Exactly. The btu in 2stroke is low and has a very low flashpoint. When you add it to the fuel you are degrading the fuel. The reason to add it is it extends the life of ip & injectors enough to save "X" amount of $. As long as "X" is greater than the cost of buying it, and the reduction in mpg, you do it.

When it is not a noticeable savings, you don't. Which is why my suburban never got any of the maintanence, only what was required. Now I'm going to sell it for $2,000 less than a comparable maintained one. WAY MORE than $2,000 saved in the 13 years Ive owned it. Fuel mileage is a factor to consider, but if you put in $1,000 a year of goodies and goo to do it, you have to drive the miles to pay for it. Maybe fill in for WarWagon while he's on vacation or something to justify it.;)

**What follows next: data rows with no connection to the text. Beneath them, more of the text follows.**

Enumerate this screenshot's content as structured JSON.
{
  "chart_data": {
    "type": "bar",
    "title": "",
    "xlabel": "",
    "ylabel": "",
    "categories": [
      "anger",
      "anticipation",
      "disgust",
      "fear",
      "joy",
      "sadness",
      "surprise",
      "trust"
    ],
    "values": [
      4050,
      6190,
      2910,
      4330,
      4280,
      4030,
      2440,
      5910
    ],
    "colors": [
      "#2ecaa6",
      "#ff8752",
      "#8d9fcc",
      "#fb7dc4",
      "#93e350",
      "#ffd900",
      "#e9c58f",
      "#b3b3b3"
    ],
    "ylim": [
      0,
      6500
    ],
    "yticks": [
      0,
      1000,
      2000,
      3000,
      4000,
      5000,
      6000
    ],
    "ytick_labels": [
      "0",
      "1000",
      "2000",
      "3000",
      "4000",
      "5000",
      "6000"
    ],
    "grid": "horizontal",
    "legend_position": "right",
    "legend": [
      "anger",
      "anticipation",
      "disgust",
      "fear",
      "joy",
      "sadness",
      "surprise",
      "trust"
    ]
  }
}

I'll answer this shortly as I use 2 stroke in patch and suspect bad injectors in 30K miles - again...
 
Exactly. The btu in 2stroke is low and has a very low flashpoint. When you add it to the fuel you are degrading the fuel. The reason to add it is it extends the life of ip & injectors enough to save "X" amount of $. As long as "X" is greater than the cost of buying it, and the reduction in mpg, you do it. ;)
Yes, the longevity of IP and injectors is the only reason I use it and my Burb is a keeper. I learned log ago not to invest big into any vehicle I will not keep........
 
Just filled up and checked my mileage on my Suburban. 13.13mpg. I hauled about 2500lbs a total of roughly 15 miles of the 440 miles I drove it. The rest was unloaded driving with a good bit more highway driving than normal.

This does not take into consideration the larger tires (285s vs the stock 245s), but even if it was off by 50 miles (which it isn't), that would only give me a little over 14.5 mpg.